La souveraineté alimentaire, 25 ans d’engagement

France, automne 2021 – Édito paru dans “L’avenir agricole” le journal de la Confédération paysanne du Limousin.

En novembre 1996, La Via Campesina définissait la souveraineté alimentaire comme le droit des populations et de leur État à définir leur politique agricole et alimentaire sans dumping venant de pays tiers.

C’est au nom de la souveraineté alimentaire que nous nous sommes opposé·es aux accords de libre échange qui marchandisent l’agriculture au détriment d’une vie digne des paysannes et paysans du monde entier.

C’est la souveraineté alimentaire qui oriente quotidiennement nos manières de mettre en œuvre l’agriculture paysanne qui nous fait vivre.

25 ans plus tard, le ministre de l’agriculture et les syndicats majoritaires ont galvaudé ces termes. Au nom de la souveraineté alimentaire, c’est le soutien à l’agriculture d’exportation qu’ils promeuvent, entre autre par une priorité donnée aux aides à l’agriculture productiviste et aux investissements qui l’accompagne pour « relancer l’économie » après le coup d’arrêt imposé par la COVID.

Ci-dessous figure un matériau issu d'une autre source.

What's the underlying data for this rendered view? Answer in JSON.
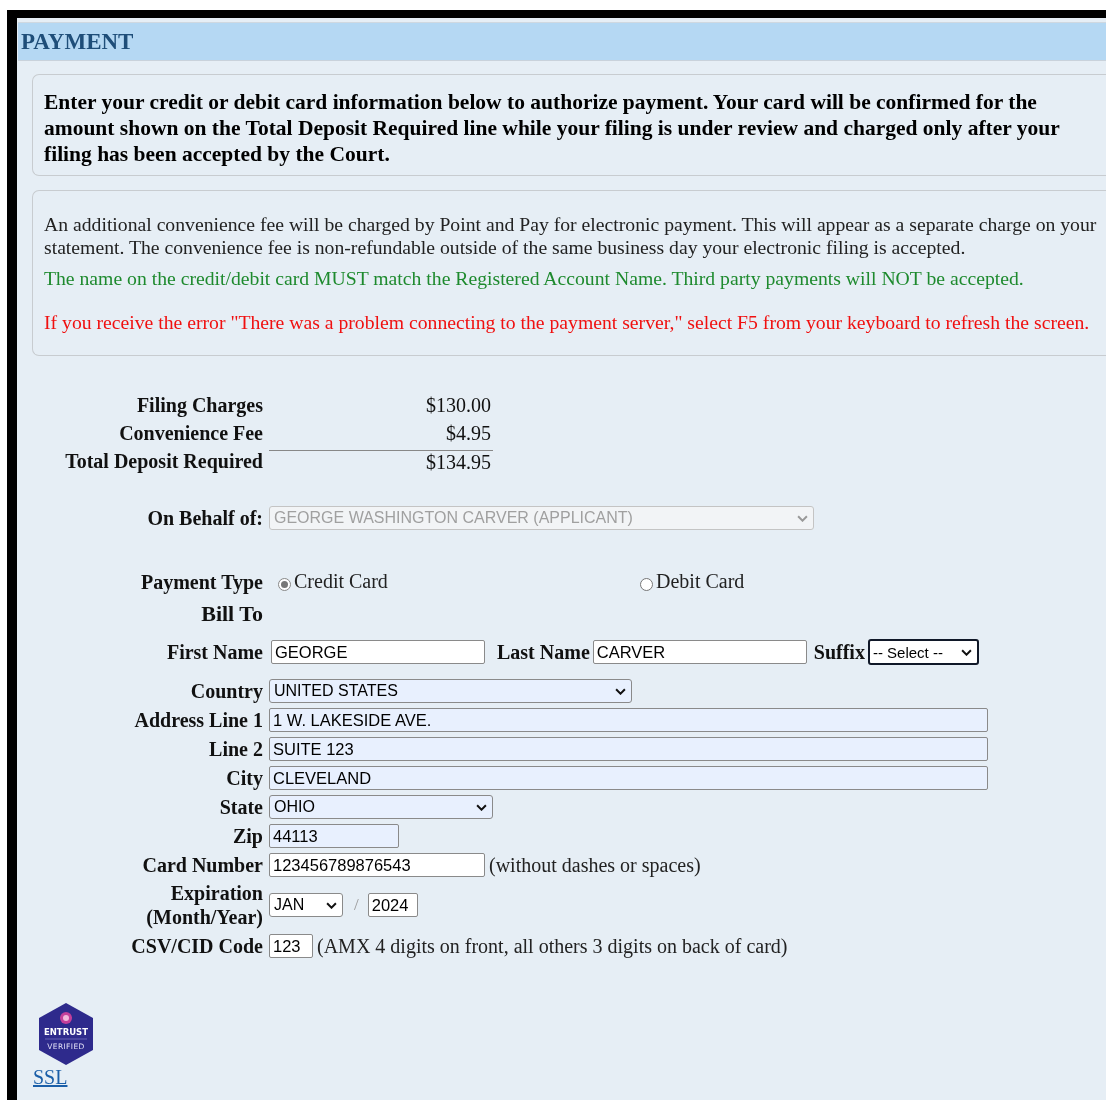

C’est au nom de la souveraineté alimentaire qu’ils veulent imposer la création de méga-bassines à coup de financements publics importants, ceci pour garantir les rendements céréaliers en vue d’exporter. Peu importe s’il s’agit c’est une privatisation de l’eau pour 5 % des agriculteur·ices… C’est au nom de la souveraineté alimentaire qu’ils jouent les apprentis sorciers sur les conséquences réelles de cette gestion de l’eau sur les écosystèmes et hydriques, terrestres et marins. Quid de l’eau comme bien commun dans la durabilité?

A la Confédération paysanne, c’est fort·es de la souveraineté alimentaire que nous refusons ce modèle.

Nous ne voulons plus être les faire-valoir d’une action de communication appelée concertation comme nous le sommes lors des négociations de la future PAC ou du Varenne de l’eau.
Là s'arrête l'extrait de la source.